# New Toys - Excited



## avaserfi (Jul 5, 2007)

Since I am working on a DIY build I figured I didn't want to go through all the work without being able to quantify the results so I splurged and got some test equipment and am pretty excited about it!

So the new toys are:

_Behringer ECM8000_ - soon to be professionally calibrated
_Xenyx 802_ - Need a good pre-amp
_On-stage SB96+_ - Looked to be a nice boom mic stand and it is especially being fully featured for $60
_ACH-01_ - A friend referred me to this accelerometer to test for cabinet resonance

Pretty excited about these things and the whole process as exacting speaker measurement will be a very new experience for me, but an important one at the same time.

Does anyone have any tips for a new comer to this field? 

Thanks guys.
Thanks.


----------



## Sonnie (Apr 11, 2006)

Sounds like you are gonna get serious. Congrats on the new toys.

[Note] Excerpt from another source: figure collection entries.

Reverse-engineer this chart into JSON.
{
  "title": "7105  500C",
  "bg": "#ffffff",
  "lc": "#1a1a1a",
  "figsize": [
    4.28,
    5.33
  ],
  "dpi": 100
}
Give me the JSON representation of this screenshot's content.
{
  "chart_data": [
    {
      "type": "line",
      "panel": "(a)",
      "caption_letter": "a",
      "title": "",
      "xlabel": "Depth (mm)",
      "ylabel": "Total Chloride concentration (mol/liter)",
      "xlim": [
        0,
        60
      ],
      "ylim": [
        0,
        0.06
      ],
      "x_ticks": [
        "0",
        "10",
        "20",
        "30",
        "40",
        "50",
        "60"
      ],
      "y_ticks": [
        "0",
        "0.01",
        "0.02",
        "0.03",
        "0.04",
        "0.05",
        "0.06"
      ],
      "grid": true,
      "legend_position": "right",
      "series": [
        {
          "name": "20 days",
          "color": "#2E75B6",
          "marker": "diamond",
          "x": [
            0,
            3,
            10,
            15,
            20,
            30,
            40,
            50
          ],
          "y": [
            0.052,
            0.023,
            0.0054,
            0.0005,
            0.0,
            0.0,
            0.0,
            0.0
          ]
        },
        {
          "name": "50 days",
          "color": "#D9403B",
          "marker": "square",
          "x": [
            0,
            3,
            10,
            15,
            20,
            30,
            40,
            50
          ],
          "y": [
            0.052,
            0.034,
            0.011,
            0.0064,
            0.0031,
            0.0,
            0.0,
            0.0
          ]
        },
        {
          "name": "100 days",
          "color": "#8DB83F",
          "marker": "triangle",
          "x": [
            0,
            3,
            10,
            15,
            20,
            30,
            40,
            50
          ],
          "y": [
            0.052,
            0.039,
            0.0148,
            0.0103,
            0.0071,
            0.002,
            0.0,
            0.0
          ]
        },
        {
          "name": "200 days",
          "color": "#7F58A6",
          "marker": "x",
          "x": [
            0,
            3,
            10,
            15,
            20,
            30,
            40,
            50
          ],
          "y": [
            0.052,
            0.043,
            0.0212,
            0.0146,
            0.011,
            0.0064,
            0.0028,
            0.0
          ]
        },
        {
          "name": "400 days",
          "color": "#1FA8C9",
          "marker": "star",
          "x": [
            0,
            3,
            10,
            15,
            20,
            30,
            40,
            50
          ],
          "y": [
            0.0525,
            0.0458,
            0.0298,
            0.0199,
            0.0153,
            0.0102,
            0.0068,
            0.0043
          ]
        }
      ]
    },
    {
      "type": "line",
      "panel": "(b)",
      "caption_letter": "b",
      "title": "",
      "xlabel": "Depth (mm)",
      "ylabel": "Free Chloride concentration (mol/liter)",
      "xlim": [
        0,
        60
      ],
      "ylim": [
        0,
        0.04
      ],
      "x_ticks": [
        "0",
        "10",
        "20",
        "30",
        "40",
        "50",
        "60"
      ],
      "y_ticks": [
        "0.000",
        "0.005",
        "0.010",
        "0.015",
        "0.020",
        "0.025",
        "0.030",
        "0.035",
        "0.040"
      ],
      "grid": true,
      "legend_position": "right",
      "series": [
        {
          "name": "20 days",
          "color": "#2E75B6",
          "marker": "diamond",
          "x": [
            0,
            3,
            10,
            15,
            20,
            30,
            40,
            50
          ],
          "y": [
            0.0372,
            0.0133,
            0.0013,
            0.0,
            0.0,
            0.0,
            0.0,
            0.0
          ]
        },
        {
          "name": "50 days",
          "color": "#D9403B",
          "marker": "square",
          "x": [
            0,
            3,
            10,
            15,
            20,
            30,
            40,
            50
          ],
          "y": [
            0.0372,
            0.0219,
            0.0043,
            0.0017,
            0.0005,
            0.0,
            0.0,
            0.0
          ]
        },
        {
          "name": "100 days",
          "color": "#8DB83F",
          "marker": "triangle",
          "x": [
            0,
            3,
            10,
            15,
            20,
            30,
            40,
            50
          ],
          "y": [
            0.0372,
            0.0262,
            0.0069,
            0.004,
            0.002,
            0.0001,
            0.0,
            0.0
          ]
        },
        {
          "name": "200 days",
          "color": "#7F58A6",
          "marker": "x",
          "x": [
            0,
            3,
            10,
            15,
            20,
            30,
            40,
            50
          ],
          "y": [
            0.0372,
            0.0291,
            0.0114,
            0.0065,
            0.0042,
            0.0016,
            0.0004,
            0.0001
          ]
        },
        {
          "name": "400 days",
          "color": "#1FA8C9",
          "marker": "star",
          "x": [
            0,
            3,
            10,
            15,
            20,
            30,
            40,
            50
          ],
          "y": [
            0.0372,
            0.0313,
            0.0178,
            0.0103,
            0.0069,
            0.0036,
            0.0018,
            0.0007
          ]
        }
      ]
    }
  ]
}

You'll probably want to calibrate that preamp as well. No need to send it off, just loop it through REW like you calibrate your sound card and create a .cal file for it.


----------



## Wayne A. Pflughaupt (Apr 13, 2006)

avaserfi said:


> So the new toys are:
> 
> _Behringer ECM8000_ - soon to be professionally calibrated
> _Xenyx 802_ - Need a good pre-amp
> ...


You’ll need an SPL meter...

Regards,
Wayne


----------



## avaserfi (Jul 5, 2007)

Wayne A. Pflughaupt said:


> You’ll need an SPL meter...
> 
> Regards,
> Wayne


I have had one of those for a while although I want to upgrade it its just a boring RS meter, but it works and I have "cooler" things to spend my money on now.


----------